Nonetheless, I am sure that like all things, something was lost – perhaps the other bidders who you get know in a casual way or only by sight, or perhaps the tactile advantage of being able to examine and handle something in person before bidding. Knowing my grandmother she attended those auctions dressed in a brocade suit (she favored pattern and color) make-up done, red lipstick and hair piled high – bright with jewelry both real and costume – she loved both. I will never know the day in and day out of that experience, but I do know that the Butler clan is an auction loving one and this addition to the Pictorama collection is further evidence of it.


An Ode to the Toy Catalogue


Pam’s Pictorama: The seasons of childhood were punctuated by the Sears and Roebuck catalogue. The spring one passed with little notice, the fall one was where we ordered our back-to-school clothes – but oh, that Christmas catalogue! It kicked off weeks of toy daydreams. Who doesn’t treasure their memories of the Christmas catalogue? The smell of fresh ink, the cheap paper (but full color and chock full of photos) which tended to stick together on first viewing. Oh, what would the next page reveal? Stuffed animals, Barbie’s latest home, vehicle and outfits. There would be stoves that cooked (yep, had the Easy Bake, loved it like mad), bikes, cars that could be driven. You name it and it was in that catalogue, or so it seemed. Your parents didn’t necessarily buy from Sears, but it was the child’s encyclopedia to what was new and interesting in toys and we studied it like some people study the Bible.

As an adult I assumed that it was a thrill that I would never really relive. I mean, I like say, the J. Crew catalogue well enough, but to say it is a thrill would be an exaggeration to say the least. Dozens of catalogues go in the recycling weekly, some without any notes.

And then, a number of years ago, several months after bidding on an online auction where I won my Mickey Jazzers (see my post Starting Small with Mice), the first Hake’s catalogue magically appeared. It is about the same heft and dimensions as the old Sears books I worshipped in the 1960’s and the paper even similar, same inky smell. Not since those halcyon days of prepubescence had I experienced the kind of thrill that this catalogue induced.

Unlike Sears and Roebuck whose history stretches back to 1893, Hake’s can only claim fifty or so years of business, evolving out of Ted Hake’s collecting and hawking business in the New York City of the late 1960’s. Here in my mailbox, utterly unsolicited no less, was something I had not even imagined – the grown-up toy collector’s version of the Sears Christmas catalogue!
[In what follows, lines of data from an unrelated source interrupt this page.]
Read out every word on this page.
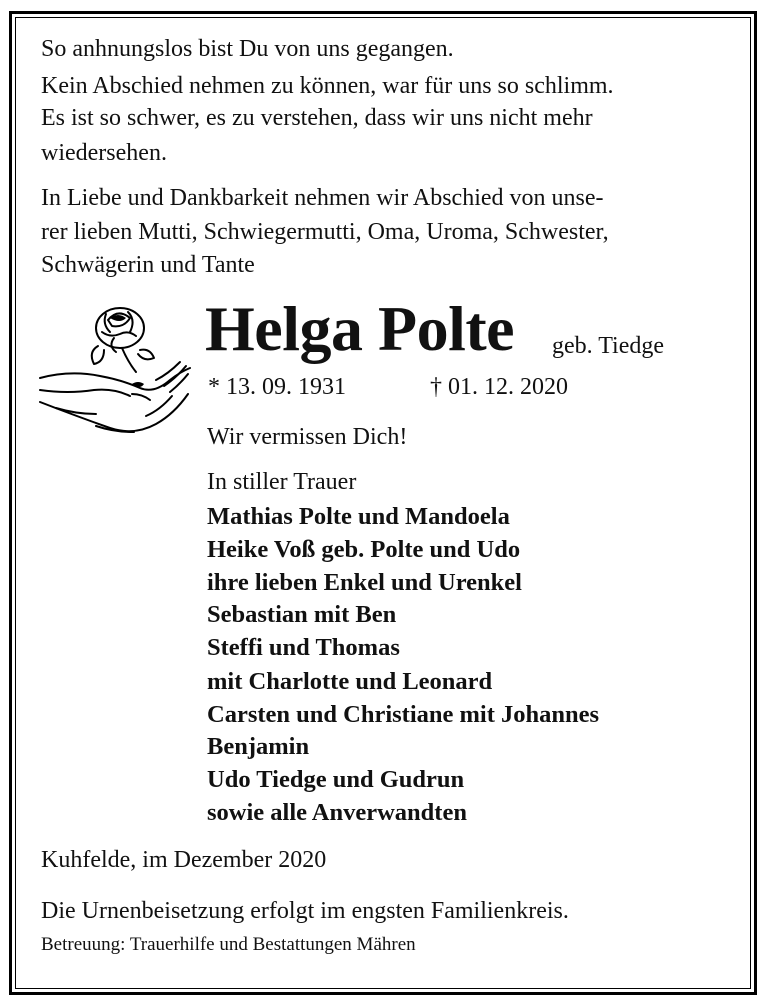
So anhnungslos bist Du von uns gegangen.
Kein Abschied nehmen zu können, war für uns so schlimm.
Es ist so schwer, es zu verstehen, dass wir uns nicht mehr
wiedersehen.
In Liebe und Dankbarkeit nehmen wir Abschied von unse-
rer lieben Mutti, Schwiegermutti, Oma, Uroma, Schwester,
Schwägerin und Tante
Helga Polte geb. Tiedge
* 13. 09. 1931	† 01. 12. 2020
Wir vermissen Dich!
In stiller Trauer
Mathias Polte und Mandoela
Heike Voß geb. Polte und Udo
ihre lieben Enkel und Urenkel
Sebastian mit Ben
Steffi und Thomas
mit Charlotte und Leonard
Carsten und Christiane mit Johannes
Benjamin
Udo Tiedge und Gudrun
sowie alle Anverwandten
Kuhfelde, im Dezember 2020
Die Urnenbeisetzung erfolgt im engsten Familienkreis.
Betreuung: Trauerhilfe und Bestattungen Mähren
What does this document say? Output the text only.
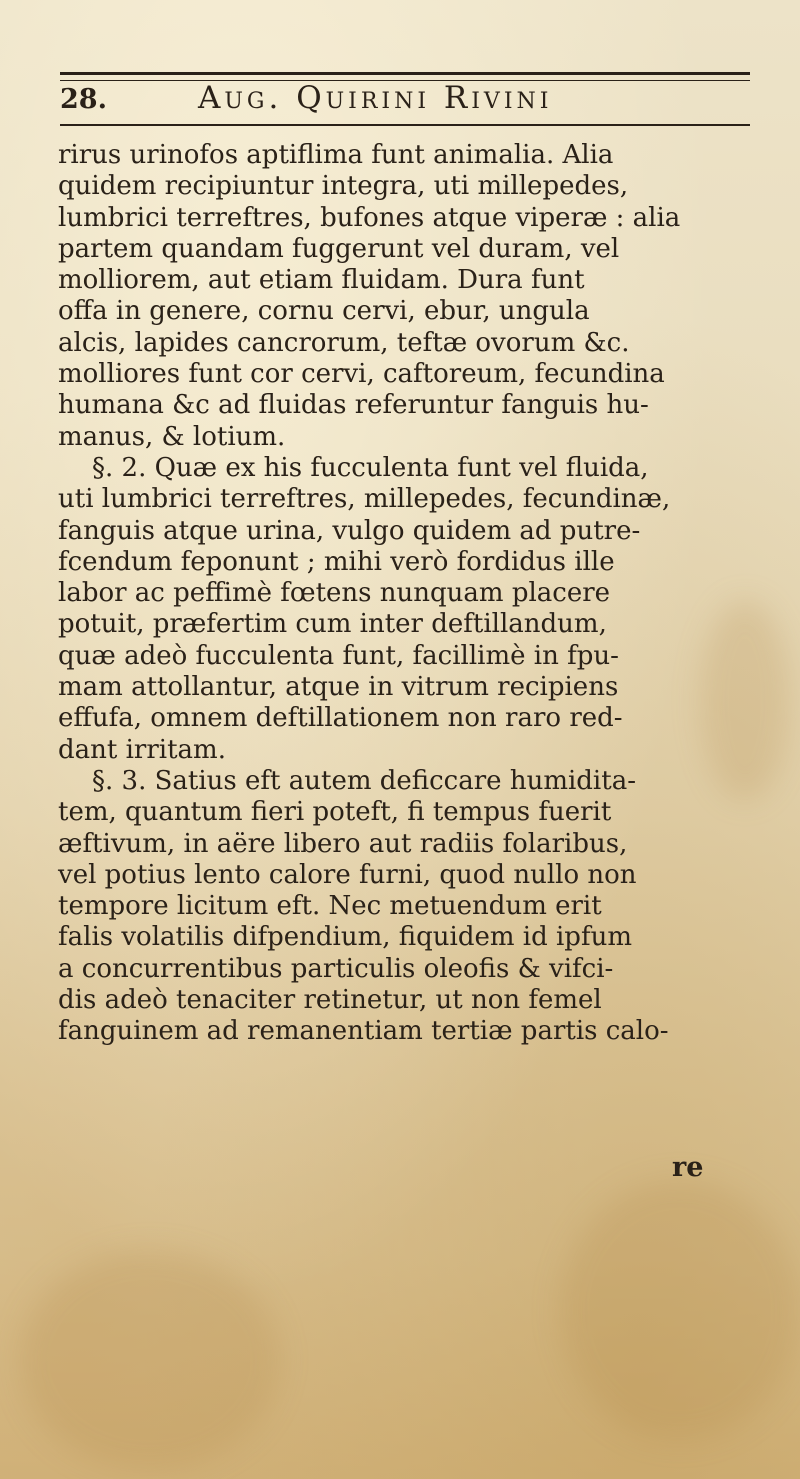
28.	Aug. Quirini Rivini
rirus urinofos aptiflima funt animalia. Alia
quidem recipiuntur integra, uti millepedes,
lumbrici terreftres, bufones atque viperæ : alia
partem quandam fuggerunt vel duram, vel
molliorem, aut etiam fluidam. Dura funt
offa in genere, cornu cervi, ebur, ungula
alcis, lapides cancrorum, teftæ ovorum &c.
molliores funt cor cervi, caftoreum, fecundina
humana &c ad fluidas referuntur fanguis hu-
manus, & lotium.
§. 2. Quæ ex his fucculenta funt vel fluida,
uti lumbrici terreftres, millepedes, fecundinæ,
fanguis atque urina, vulgo quidem ad putre-
fcendum feponunt ; mihi verò fordidus ille
labor ac peffimè fœtens nunquam placere
potuit, præfertim cum inter deftillandum,
quæ adeò fucculenta funt, facillimè in fpu-
mam attollantur, atque in vitrum recipiens
effufa, omnem deftillationem non raro red-
dant irritam.
§. 3. Satius eft autem deficcare humidita-
tem, quantum fieri poteft, fi tempus fuerit
æftivum, in aëre libero aut radiis folaribus,
vel potius lento calore furni, quod nullo non
tempore licitum eft. Nec metuendum erit
falis volatilis difpendium, fiquidem id ipfum
a concurrentibus particulis oleofis & vifci-
dis adeò tenaciter retinetur, ut non femel
fanguinem ad remanentiam tertiæ partis calo-
re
Much like the Christmas books, the Hake’s catalogue is likely to feature some items in the beloved areas I follow avidly – ancient Felix and Mickey toys for example – but just as interesting, one is likely to see things undreamt of – obscure but interesting political pins, every cereal premium from everyone’s childhood ever imagined and then some. Things you have always wondered about and here they are – photographed and explained in great detail. It shows up about twice a year. Amazing!

Since the Mickeys several of my most significant toy purchases have come from Hake’s auctions – my giant Dean’s Rag Mickey Mouse display model, one of my Aesop’s Fable dolls – but the catalogue itself brings great joy to the Butler-Deitch household when it arrives unannounced in our mailbox. I occasionally seem to fall off their list and need to check out the auctions online. There’s nothing more glorious than snuggling under the covers with the new Hake’s and interrupting Kim’s book reading, sharing the highlights with until eventually he gives up and looks at the catalogue with me. Who could ask for anything more?